History, Heritage and Archives: The politics of the audio-visual past
Date & Time:
17th November, 16:00
Location:
Online event; the link will be sent to those who register.
Information:
Presentations by Rasha Salti and Dr. Vicky Ball.
Rasha Salti (Independent Researcher, Writer and Curator) Dancing with Ghosts: Archives and Curatorial Practice
The presentation proposes to explore aspects surrounding the question of archive from its vexed angles, namely the question of factuality, truth-telling and the knowledge that can be extracted from photographic and audio-visual archives in the absence standard indexical, documentary information attached to each item. In addition, drawing on several research-based curatorial projects, the presentation will address the degree of subjective and affective projection, and of the colonial legacy and the different logics of control and access of the neoliberal capitalist mindset in our postcolonial present.

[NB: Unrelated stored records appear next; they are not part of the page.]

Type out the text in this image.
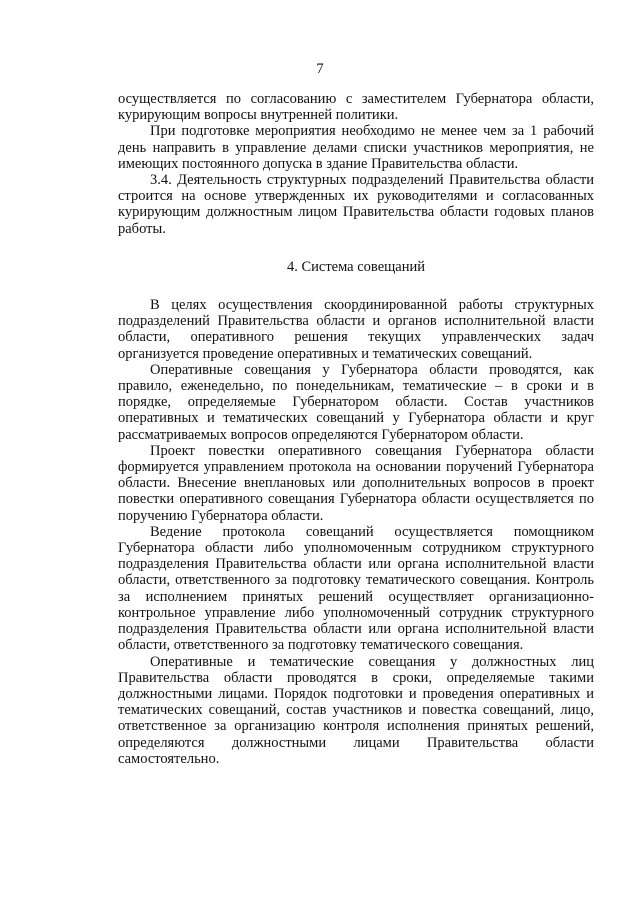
7

осуществляется по согласованию с заместителем Губернатора области, курирующим вопросы внутренней политики.

При подготовке мероприятия необходимо не менее чем за 1 рабочий день направить в управление делами списки участников мероприятия, не имеющих постоянного допуска в здание Правительства области.

3.4. Деятельность структурных подразделений Правительства области строится на основе утвержденных их руководителями и согласованных курирующим должностным лицом Правительства области годовых планов работы.

4. Система совещаний

В целях осуществления скоординированной работы структурных подразделений Правительства области и органов исполнительной власти области, оперативного решения текущих управленческих задач организуется проведение оперативных и тематических совещаний.

Оперативные совещания у Губернатора области проводятся, как правило, еженедельно, по понедельникам, тематические – в сроки и в порядке, определяемые Губернатором области. Состав участников оперативных и тематических совещаний у Губернатора области и круг рассматриваемых вопросов определяются Губернатором области.

Проект повестки оперативного совещания Губернатора области формируется управлением протокола на основании поручений Губернатора области. Внесение внеплановых или дополнительных вопросов в проект повестки оперативного совещания Губернатора области осуществляется по поручению Губернатора области.

Ведение протокола совещаний осуществляется помощником Губернатора области либо уполномоченным сотрудником структурного подразделения Правительства области или органа исполнительной власти области, ответственного за подготовку тематического совещания. Контроль за исполнением принятых решений осуществляет организационно-контрольное управление либо уполномоченный сотрудник структурного подразделения Правительства области или органа исполнительной власти области, ответственного за подготовку тематического совещания.

Оперативные и тематические совещания у должностных лиц Правительства области проводятся в сроки, определяемые такими должностными лицами. Порядок подготовки и проведения оперативных и тематических совещаний, состав участников и повестка совещаний, лицо, ответственное за организацию контроля исполнения принятых решений, определяются должностными лицами Правительства области самостоятельно.
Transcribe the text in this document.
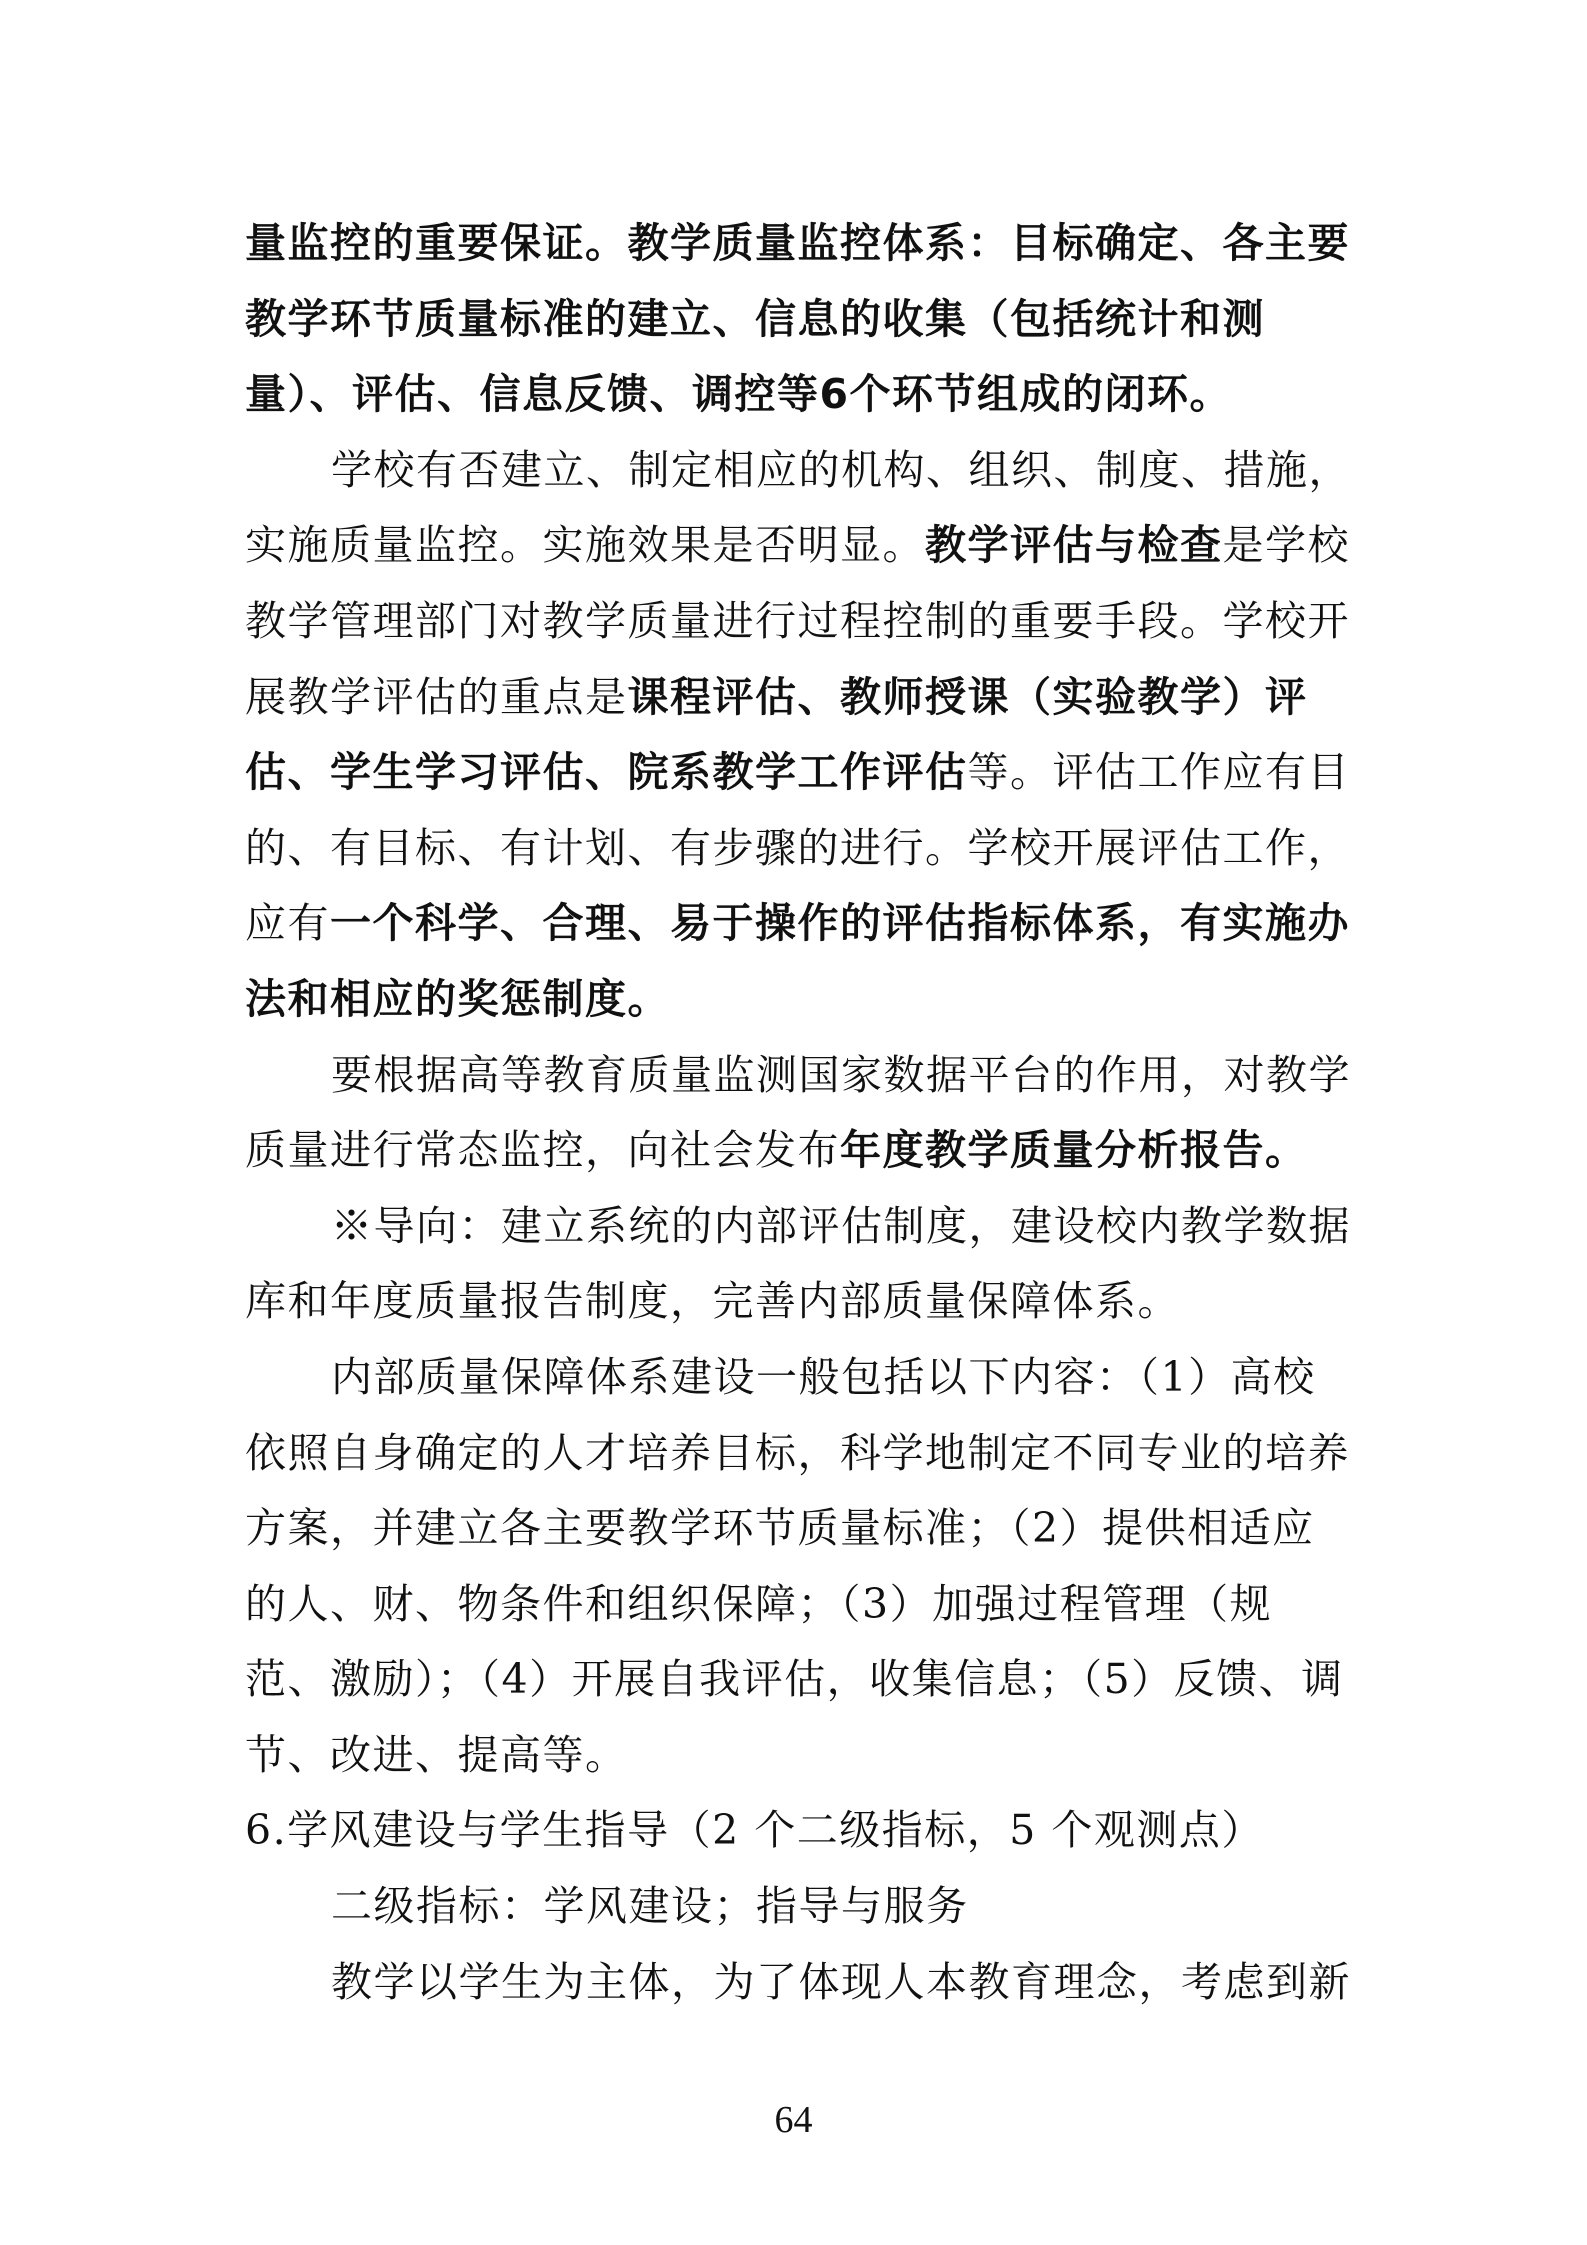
量监控的重要保证。教学质量监控体系：目标确定、各主要教学环节质量标准的建立、信息的收集（包括统计和测量）、评估、信息反馈、调控等6个环节组成的闭环。

学校有否建立、制定相应的机构、组织、制度、措施，实施质量监控。实施效果是否明显。教学评估与检查是学校教学管理部门对教学质量进行过程控制的重要手段。学校开展教学评估的重点是课程评估、教师授课（实验教学）评估、学生学习评估、院系教学工作评估等。评估工作应有目的、有目标、有计划、有步骤的进行。学校开展评估工作，应有一个科学、合理、易于操作的评估指标体系，有实施办法和相应的奖惩制度。

要根据高等教育质量监测国家数据平台的作用，对教学质量进行常态监控，向社会发布年度教学质量分析报告。

※导向：建立系统的内部评估制度，建设校内教学数据库和年度质量报告制度，完善内部质量保障体系。

内部质量保障体系建设一般包括以下内容：（1）高校依照自身确定的人才培养目标，科学地制定不同专业的培养方案，并建立各主要教学环节质量标准；（2）提供相适应的人、财、物条件和组织保障；（3）加强过程管理（规范、激励）；（4）开展自我评估，收集信息；（5）反馈、调节、改进、提高等。

6.学风建设与学生指导（2 个二级指标，5 个观测点）

二级指标：学风建设；指导与服务

教学以学生为主体，为了体现人本教育理念，考虑到新

64
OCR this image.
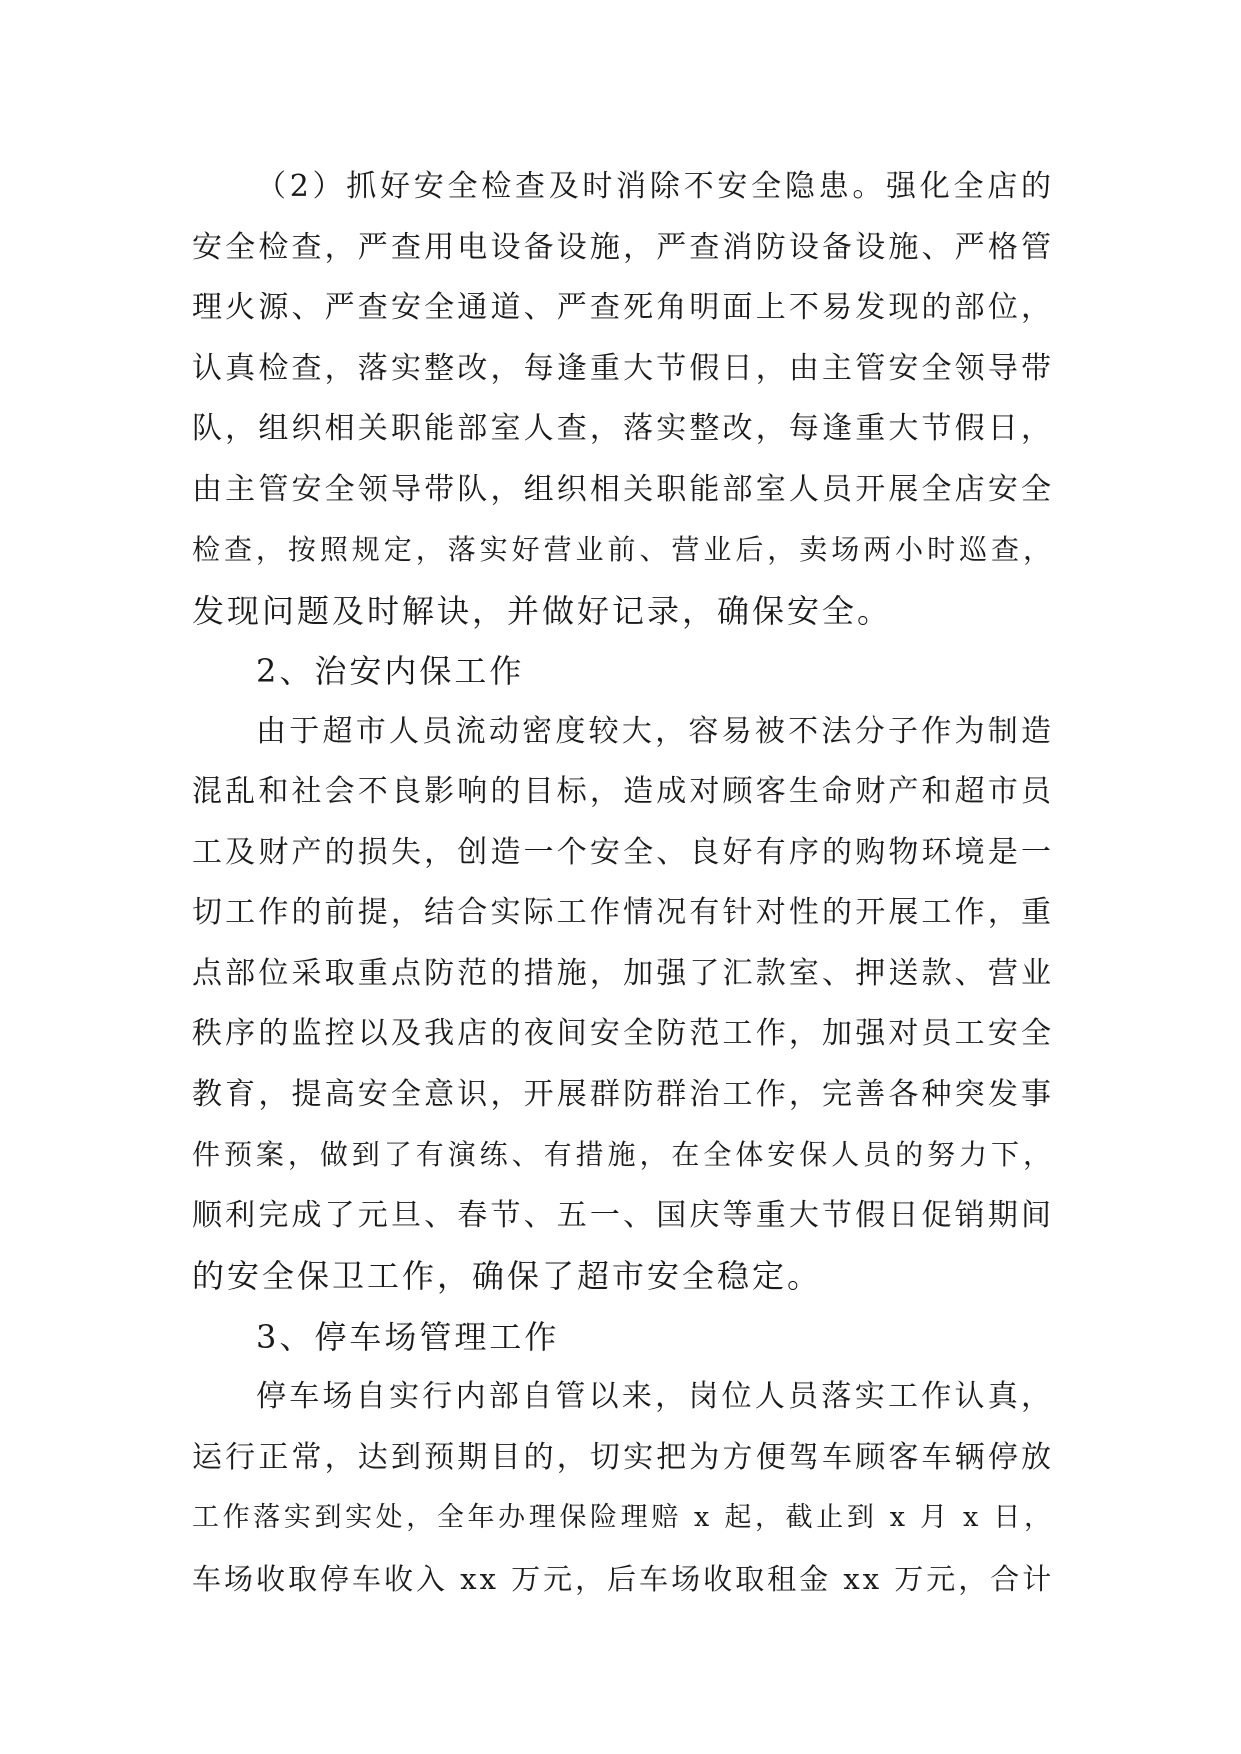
（2）抓好安全检查及时消除不安全隐患。强化全店的
安全检查，严查用电设备设施，严查消防设备设施、严格管
理火源、严查安全通道、严查死角明面上不易发现的部位，
认真检查，落实整改，每逢重大节假日，由主管安全领导带
队，组织相关职能部室人查，落实整改，每逢重大节假日，
由主管安全领导带队，组织相关职能部室人员开展全店安全
检查，按照规定，落实好营业前、营业后，卖场两小时巡查，
发现问题及时解诀，并做好记录，确保安全。
2、治安内保工作
由于超市人员流动密度较大，容易被不法分子作为制造
混乱和社会不良影响的目标，造成对顾客生命财产和超市员
工及财产的损失，创造一个安全、良好有序的购物环境是一
切工作的前提，结合实际工作情况有针对性的开展工作，重
点部位采取重点防范的措施，加强了汇款室、押送款、营业
秩序的监控以及我店的夜间安全防范工作，加强对员工安全
教育，提高安全意识，开展群防群治工作，完善各种突发事
件预案，做到了有演练、有措施，在全体安保人员的努力下，
顺利完成了元旦、春节、五一、国庆等重大节假日促销期间
的安全保卫工作，确保了超市安全稳定。
3、停车场管理工作
停车场自实行内部自管以来，岗位人员落实工作认真，
运行正常，达到预期目的，切实把为方便驾车顾客车辆停放
工作落实到实处，全年办理保险理赔 x 起，截止到 x 月 x 日，
车场收取停车收入 xx 万元，后车场收取租金 xx 万元，合计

Dr. Vicky Ball (De Montfort University) Disruptive femininities in ‘Play for Today’: Still Waters and Not for the Likes of Us
This paper explores plays contributed by women writers to the BBC’s flagship series Play for Today. Broadcast between 1970 and 1984, Play for Today was produced during a period of significant ‘gender trouble’ in the UK. Whereas feminist research of series and soaps, film, literature and theatre have been well documented for their responses to the liberalizing movements of the 1960s and1970s, the same cannot be said of the single play on television. This is despite the form’s reputation for dealing with socio-political issues and, in the instance of Play for Today, producing ‘state of the nation’ (Matheson 2020) pieces. This paper explores how Still Waters (Julia Jones 1972) and Not for the Likes of Us (Gilly Fraser 1980) disrupt normative definitions of femininity in and through their embodiment of feminist politics. As such, this paper begins to assess the contributions made by women writers to the single play and their significance in terms of the histories of both women and British television drama.
About the speakers:
Rasha Salti is a researcher, writer and curator of art and film. Since 2017, she is commissioning editor for the experimental documentary slot, La Lucarne at Arte France.
Dr Vicky Ball is Senior Lecturer in Cinema and Television Histories at De Montfort University in Leicester (UK). She is the investigator on the BA/Leverhulme project entitled ‘’Play for Today’ at 50: Women Writers and Writing Women into Histories of British Television Drama’. She was recently co-investigator on the AHRC funded project ‘Women’s Work, Working Women: A Longitudinal Study of Women Working in the Film and Television Industries (1933-1989)’. Most recently she is the co-editor of ‘Structures of Feeling: Contemporary Research in Women’s Film and Broadcasting history,’ a special themed issue of Women’s History Review.